ACTE DEUXIÈME - Scène IX



(le BARON, madame MURER, EUGÉNIE.)

le baron
Eh bien ! parce que je m'endors un moment en jasant avec vous…

eugénie (, troublée.)
Mon frère s'est battu.

le baron
D'où savez-vous cela ?

eugénie
C'est ce que mande sir Henri.

madame murer (, avec importance.)
Et il a désarmé son homme : si ce n'était pas son colonel…

le baron
Son colonel tout comme un autre.

eugénie
Mon père, ma tante, occupons-nous tous des moyens de le sauver.

madame murer
Où le prendre ?

eugénie
Mon cousin dit qu'il est à Londres.

madame murer
Mais il ne sait pas que nous y sommes.

eugénie (, baissant les yeux.)
Milord Clarendon ne pourrait-il pas…

madame murer (, d'un air dédaigneux.)
Le cher lord ! Ah ! oui. Si monsieur lui fait la grâce d'accepter ses services.

le baron (, lui rendant son air.)
Ma foi, ce serait ma dernière ressource. Donne-moi la lettre, Eugénie. (Il lit bas.)
Diable ! (Il lit tout haut.)
"Quand il ne réussirait pas à le perdre, avertissez sir Charles d'être toujours sur ses gardes ; le colonel a la réputation de se défaire des gens par toutes sortes de voies…" Bon ! cela ne peut pas être : un officier…

madame murer
Cet événement me ramène à ce que je vous disais tantôt, monsieur ; si, au lieu de destiner votre fille à un vieux militaire sans fortune, vous trouviez bon que l'on eût pour elle des vues plus relevées… Les protections aujourd'hui…

le baron
Nous y voilà encore.

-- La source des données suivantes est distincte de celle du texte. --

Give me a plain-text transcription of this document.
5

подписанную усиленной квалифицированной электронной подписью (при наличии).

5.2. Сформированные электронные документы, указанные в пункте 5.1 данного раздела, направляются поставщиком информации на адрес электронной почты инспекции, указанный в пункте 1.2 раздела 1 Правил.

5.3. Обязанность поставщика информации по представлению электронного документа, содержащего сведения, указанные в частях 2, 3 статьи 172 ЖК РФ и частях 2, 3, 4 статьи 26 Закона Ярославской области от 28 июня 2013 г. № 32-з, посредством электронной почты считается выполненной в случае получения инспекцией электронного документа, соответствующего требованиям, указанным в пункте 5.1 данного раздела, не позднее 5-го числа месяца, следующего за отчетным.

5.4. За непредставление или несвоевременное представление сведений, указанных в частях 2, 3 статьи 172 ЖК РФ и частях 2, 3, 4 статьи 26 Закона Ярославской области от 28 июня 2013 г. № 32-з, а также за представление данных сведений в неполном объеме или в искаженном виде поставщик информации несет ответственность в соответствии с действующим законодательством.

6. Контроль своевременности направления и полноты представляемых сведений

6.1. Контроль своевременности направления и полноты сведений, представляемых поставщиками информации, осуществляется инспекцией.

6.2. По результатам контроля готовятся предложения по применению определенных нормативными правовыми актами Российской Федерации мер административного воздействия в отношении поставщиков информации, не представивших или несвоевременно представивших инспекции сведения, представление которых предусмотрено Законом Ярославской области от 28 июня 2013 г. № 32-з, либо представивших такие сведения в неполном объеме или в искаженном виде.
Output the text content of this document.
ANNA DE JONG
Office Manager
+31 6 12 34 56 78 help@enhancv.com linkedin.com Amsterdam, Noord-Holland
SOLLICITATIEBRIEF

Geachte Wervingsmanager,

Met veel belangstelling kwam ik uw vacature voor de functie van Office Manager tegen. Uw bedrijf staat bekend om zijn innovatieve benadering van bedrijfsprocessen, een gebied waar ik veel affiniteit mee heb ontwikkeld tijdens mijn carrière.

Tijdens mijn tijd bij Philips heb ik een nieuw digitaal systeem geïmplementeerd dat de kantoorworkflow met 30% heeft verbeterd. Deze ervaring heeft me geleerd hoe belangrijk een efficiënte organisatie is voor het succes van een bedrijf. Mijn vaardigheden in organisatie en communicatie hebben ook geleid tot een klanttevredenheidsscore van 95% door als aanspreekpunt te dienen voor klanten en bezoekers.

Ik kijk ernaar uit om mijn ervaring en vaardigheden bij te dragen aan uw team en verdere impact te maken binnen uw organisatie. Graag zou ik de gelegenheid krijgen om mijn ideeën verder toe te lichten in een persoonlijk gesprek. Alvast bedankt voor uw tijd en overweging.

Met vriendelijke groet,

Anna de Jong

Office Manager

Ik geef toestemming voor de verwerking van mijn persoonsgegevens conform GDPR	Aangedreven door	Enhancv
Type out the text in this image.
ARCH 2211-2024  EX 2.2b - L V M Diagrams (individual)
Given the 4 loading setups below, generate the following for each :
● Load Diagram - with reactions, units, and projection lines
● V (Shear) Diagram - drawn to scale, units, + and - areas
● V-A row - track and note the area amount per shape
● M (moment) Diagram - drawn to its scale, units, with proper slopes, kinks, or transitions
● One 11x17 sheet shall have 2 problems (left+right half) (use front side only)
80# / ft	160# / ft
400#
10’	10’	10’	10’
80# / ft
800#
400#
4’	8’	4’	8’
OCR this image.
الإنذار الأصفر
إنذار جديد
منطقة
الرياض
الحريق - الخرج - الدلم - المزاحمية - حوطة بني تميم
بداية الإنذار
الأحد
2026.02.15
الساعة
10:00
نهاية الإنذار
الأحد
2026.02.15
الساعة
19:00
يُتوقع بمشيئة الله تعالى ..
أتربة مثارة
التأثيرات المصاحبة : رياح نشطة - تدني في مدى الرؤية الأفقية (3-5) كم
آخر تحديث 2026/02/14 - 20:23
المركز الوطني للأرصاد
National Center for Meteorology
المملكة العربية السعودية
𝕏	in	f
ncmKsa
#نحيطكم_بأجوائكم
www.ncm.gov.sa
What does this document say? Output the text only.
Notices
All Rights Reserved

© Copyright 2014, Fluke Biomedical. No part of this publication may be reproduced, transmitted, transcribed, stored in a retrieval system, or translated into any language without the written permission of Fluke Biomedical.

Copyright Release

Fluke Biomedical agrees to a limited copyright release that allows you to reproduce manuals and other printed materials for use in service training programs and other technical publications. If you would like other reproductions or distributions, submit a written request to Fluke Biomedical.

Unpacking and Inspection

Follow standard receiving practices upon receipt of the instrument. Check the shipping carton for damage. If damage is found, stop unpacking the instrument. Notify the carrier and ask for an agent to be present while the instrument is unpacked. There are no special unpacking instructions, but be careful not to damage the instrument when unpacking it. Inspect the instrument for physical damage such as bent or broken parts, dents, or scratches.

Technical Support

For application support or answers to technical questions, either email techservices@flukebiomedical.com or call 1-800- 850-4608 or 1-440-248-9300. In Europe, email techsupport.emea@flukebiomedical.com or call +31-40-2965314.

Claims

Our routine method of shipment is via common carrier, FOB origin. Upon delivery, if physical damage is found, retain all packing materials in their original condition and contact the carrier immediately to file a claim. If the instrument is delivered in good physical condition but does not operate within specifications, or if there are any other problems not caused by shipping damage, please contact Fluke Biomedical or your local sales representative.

Ma sœur, une bonne fois pour toutes, afin de n'y jamais revenir : Vous aimez les lords, les gens de haut parage, et moi je les déteste. Ma fille m'est trop chère pour la sacrifier à votre vanité, et la rendre malheureuse.

madame murer
Et pourquoi, malheureuse ?

le baron
Est-ce que je ne connais pas vos petits grands seigneurs ? Voyez-les dans les unions même les plus égales pour la fortune. Une fille est mariée aujourd'hui, trahie demain, abandonnée dans quatre jours ; l'infidélité, l'oubli, la galanterie ouverte, les excès les plus condamnables, ne sont qu'un jeu pour eux. Bientôt le désordre de la conduite entraîne celui des affaires ; les fortunes se dissipent, les terres s'engagent, se vendent ; encore la perte des biens est-elle souvent le moindre des maux qu'ils font partager à leurs malheureuses compagnes.

madame murer
Mais quel rapport ce tableau, faux ou vrai, a-t-il à l'objet que nous traitons ? Vous faites le procès à la jeunesse, et nullement à la qualité ; c'est dans cet état au contraire que les hommes ont le plus de ressources. S'ils se sont dérangés, un jour ils deviennent sages, et alors les grâces de la cour…

le baron
Arrivent tout à point pour réparer leurs sottises, n'est-ce pas ? Peut-on solliciter des récompenses, quand on n'a rien fait pour son pays ? Et quand le principe des demandes est aussi honteux, n'est-il pas absurde de faire fond d'avance sur des grâces qui peuvent être mille fois mieux appliquées ? Mais je veux encore que son importunité les arrache : eh bien, je lui préférerai toujours un brave officier qui les aura méritées sans les obtenir : et cet homme, c'est Cowerly. S'il ne tient rien des faveurs de la cour, il a l'estime de toute l'armée ; l'un vaut bien l'autre, je crois.

madame murer
Mais, monsieur…

le baron (, impatient.)
Mais, madame, si vous êtes éprise à ce point de vos lords, que n'en épousez-vous quelqu'un vous-même ?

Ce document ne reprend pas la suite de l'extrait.